Do LLMs threaten job security?
A lot of folks are afraid that LLMs will eliminate their jobs. For now, the technology isn’t there yet. Human labor is still needed to verify LLMs’ output. Ideally, LLMs can continue eliminating boring and repetitive work without eliminating jobs.
LLM usage can, however, threaten the job security of professionals reluctant to embrace it. David Eastman argued that “Copilot is a tool, and works with or because of the developer’s ability to define small bits of functional code, use convention, and work within the context familiar in any Microsoft solution. What it is effectively doing is removing the step of opening a tab on Stack Overflow.” He suggested that junior developers would use LLMs like Copilot judiciously to gain an advantage over peers who are more resistant to change. If more platform teams integrate LLMs into their IDP, I expect that the gap between developers who can leverage LLMs and those who choose not to will grow. Thankfully, developers can choose how much they will invest to gain that competitive edge.
The same situation also applies to platform engineers. For platform engineers still focused on fielding ticket requests from developers or primarily engaged in repetitive work, LLMs can either present an opportunity to improve or the risk of falling behind the pack.
What’s clear is that early adopters of LLMs could quickly outpace everyone else in terms of quality and quantity of code output. This is true for every field of software engineering, and platform engineering is no exception.

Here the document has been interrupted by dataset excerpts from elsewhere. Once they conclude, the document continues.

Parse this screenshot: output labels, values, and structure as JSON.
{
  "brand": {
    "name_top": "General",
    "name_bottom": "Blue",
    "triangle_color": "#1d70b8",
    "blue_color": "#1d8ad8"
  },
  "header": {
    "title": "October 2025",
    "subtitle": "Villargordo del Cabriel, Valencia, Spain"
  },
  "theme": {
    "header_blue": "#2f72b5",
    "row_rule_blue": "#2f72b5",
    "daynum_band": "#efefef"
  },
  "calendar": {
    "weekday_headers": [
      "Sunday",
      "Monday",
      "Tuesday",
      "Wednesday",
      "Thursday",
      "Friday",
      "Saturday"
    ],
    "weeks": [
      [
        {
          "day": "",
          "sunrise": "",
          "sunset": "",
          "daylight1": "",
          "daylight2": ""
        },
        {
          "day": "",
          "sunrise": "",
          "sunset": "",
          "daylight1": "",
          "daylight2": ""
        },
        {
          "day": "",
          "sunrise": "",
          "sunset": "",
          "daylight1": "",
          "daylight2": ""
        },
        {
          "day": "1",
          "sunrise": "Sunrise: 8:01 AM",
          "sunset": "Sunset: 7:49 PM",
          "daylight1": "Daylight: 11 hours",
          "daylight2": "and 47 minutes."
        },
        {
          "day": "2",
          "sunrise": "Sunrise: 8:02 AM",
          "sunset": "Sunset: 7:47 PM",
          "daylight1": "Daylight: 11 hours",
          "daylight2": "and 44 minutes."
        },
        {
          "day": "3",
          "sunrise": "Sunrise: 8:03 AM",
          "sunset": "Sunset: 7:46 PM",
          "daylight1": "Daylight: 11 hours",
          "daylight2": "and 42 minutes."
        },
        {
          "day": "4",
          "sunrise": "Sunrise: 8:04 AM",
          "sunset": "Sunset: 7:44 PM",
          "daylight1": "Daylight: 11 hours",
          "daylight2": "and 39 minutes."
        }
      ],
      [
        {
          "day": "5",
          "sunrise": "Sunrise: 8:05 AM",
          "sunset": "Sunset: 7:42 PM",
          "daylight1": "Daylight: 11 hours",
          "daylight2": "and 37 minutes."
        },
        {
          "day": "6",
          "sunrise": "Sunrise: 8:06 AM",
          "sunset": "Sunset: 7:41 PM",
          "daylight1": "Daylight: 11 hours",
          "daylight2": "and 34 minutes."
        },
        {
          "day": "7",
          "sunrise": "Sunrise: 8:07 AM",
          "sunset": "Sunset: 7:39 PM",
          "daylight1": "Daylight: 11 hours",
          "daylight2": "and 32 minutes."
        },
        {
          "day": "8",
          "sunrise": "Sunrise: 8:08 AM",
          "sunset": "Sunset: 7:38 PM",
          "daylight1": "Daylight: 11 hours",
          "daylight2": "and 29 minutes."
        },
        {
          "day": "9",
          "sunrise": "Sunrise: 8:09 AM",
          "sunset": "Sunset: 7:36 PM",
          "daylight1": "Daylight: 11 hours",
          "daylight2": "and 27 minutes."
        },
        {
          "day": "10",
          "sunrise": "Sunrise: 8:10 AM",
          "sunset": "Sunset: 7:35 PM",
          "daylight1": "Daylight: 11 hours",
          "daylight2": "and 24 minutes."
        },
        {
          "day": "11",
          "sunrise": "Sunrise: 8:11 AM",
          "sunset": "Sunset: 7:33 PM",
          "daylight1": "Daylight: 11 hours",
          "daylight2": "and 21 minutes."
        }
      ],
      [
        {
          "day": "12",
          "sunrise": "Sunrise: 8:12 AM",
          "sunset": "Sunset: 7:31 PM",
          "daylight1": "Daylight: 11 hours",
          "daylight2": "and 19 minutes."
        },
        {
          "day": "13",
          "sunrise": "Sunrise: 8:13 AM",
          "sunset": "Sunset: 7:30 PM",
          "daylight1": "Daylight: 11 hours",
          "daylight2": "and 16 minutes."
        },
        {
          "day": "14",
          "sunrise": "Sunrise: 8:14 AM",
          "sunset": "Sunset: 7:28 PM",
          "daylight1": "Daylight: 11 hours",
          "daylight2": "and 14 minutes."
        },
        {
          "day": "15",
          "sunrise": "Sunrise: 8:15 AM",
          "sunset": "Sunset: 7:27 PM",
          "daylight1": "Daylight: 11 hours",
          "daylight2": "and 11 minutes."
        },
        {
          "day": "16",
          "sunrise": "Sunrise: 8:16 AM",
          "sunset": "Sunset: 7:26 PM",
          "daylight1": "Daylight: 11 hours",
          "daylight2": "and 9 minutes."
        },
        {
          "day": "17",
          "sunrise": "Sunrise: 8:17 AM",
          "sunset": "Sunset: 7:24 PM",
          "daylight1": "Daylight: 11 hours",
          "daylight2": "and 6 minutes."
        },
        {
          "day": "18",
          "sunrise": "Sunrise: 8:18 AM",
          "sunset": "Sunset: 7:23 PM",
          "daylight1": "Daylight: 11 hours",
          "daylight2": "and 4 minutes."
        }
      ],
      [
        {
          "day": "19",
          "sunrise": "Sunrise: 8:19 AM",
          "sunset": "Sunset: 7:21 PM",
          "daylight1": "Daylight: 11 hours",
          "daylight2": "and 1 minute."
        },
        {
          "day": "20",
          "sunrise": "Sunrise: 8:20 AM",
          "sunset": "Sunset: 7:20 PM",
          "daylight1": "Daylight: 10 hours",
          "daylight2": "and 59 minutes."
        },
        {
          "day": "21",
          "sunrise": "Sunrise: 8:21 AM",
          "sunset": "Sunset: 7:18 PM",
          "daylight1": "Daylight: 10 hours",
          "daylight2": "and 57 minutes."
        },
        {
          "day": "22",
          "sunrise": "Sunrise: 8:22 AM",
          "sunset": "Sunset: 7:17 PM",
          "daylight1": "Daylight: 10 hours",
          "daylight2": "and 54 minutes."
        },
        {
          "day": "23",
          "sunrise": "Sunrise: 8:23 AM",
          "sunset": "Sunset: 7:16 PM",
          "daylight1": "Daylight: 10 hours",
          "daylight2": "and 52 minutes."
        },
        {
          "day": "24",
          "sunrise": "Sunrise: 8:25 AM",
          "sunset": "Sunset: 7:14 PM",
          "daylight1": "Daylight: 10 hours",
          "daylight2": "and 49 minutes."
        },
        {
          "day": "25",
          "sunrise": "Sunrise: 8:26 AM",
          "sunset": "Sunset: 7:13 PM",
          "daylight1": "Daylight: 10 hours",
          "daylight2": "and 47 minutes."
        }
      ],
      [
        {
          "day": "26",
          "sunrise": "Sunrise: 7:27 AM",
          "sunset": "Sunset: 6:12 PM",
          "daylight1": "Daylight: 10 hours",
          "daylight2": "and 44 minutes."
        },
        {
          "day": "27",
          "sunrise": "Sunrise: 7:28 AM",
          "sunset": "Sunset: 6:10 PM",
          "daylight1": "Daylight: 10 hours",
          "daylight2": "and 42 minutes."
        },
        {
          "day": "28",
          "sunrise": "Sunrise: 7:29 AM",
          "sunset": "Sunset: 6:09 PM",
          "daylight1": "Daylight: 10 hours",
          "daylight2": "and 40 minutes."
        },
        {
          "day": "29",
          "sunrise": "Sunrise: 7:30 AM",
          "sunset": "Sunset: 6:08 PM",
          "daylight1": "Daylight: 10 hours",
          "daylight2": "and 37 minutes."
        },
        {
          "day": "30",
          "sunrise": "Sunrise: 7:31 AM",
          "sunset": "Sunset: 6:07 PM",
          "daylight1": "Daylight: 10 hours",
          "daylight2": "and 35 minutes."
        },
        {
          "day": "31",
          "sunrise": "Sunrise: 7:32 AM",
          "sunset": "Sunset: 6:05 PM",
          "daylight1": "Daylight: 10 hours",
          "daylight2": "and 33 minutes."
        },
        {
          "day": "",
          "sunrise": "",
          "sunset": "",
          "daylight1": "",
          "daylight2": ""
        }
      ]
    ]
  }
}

Next-level platform engineering with LLMs
LLMs will change technology as we know it, and the best platform teams will learn how to leverage them to build the next generation of IDPs. As Ethan Mollick shared, “Use this thing. I think the only way out is through, and I have a theory that the only way you know if you’ve really started to get what this thing means is you have three sleepless nights… where you’re like, ‘Oh, my God. This is so exciting. This is so terrifying.’”
Ultimately, there’s no difference between LLMs and previous waves of technological innovation. They are a tool that multiplies the input in either direction: It can make your developers 10x more productive or your IDP 10x messier and less secure. Dive deep, embrace it, and come out victorious on the other end. See you there (maybe).